Dr. med. Stanislaw Nawka, Hausarzt aus Hamburg

Beim Datenschutz muss jeder in die Eigenverantwortung gehen
Datenschutz ist natürlich ein Thema und wird in den Praxen manchmal sträflich vernachlässigt. In Bayern wird mit KIM gearbeitet, einer verschlüsselten Datenkommunikation zwischen Hausärzten, Fachärzten und Krankenhäusern, was sehr gut funktioniert. Trotzdem muss sich jeder an die eigene Nase fassen, was zum Beispiel Passwörter angeht. Ich mache beispielsweise generell keine E-Mail auf, deren Absender ich nicht kenne. Die Praxismail läuft auf einem gesonderten Server. Bei einem Hackerangriff würde so nicht das ganze Praxissystem beschädigt.

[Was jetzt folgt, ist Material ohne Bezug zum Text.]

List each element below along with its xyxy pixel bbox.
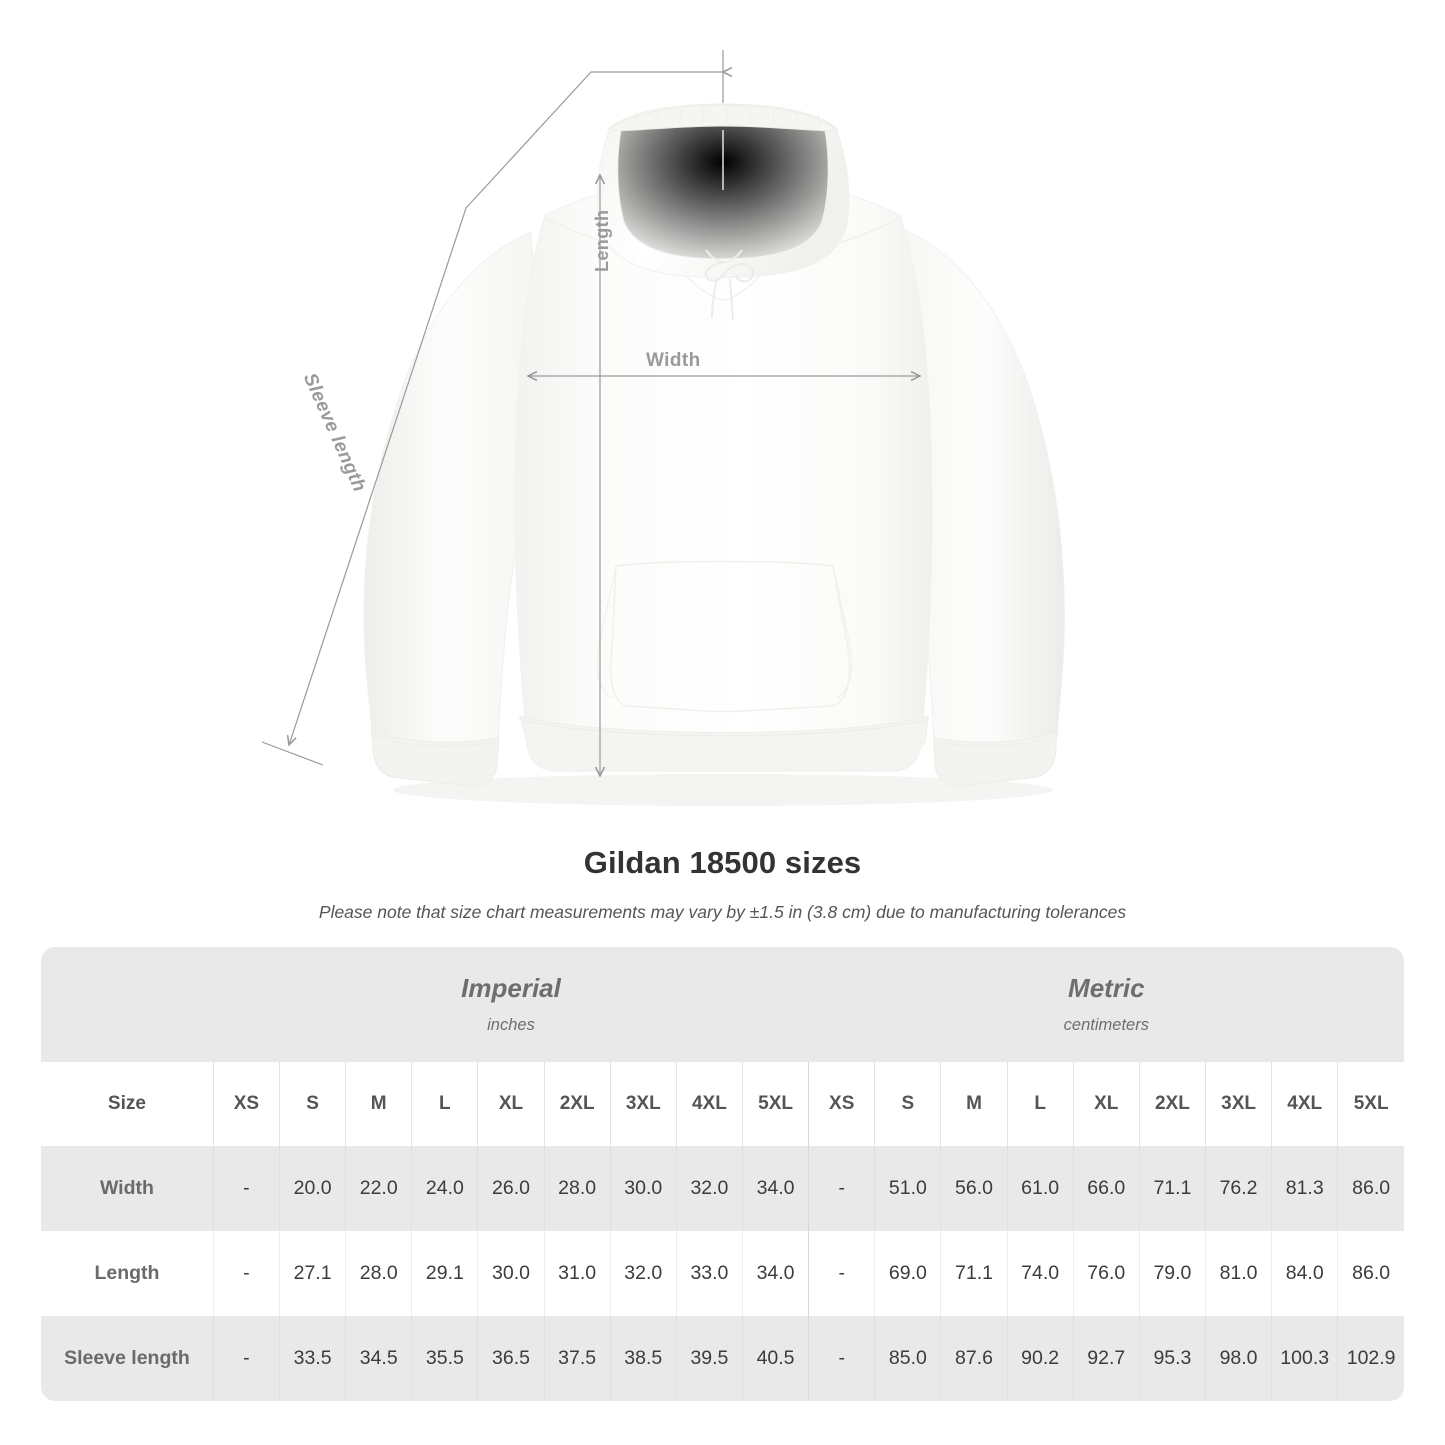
cell-imperial-1-7: 33.0 — [675, 1231, 743, 1316]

Dr. med. Stefan Feige, Hausarzt aus Ampfing

Die Datenschutzmaßnahmen sind übertrieben
Ich finde die Datenschutzmaßnahmen übertrieben. Jeden Patienten die Datenschutzerklärungen unterschreiben zu lassen, ist sehr arbeitsintensiv. Als Ärztin oder Arzt ist man sowieso zur Schweigepflicht verpflichtet, das genügt.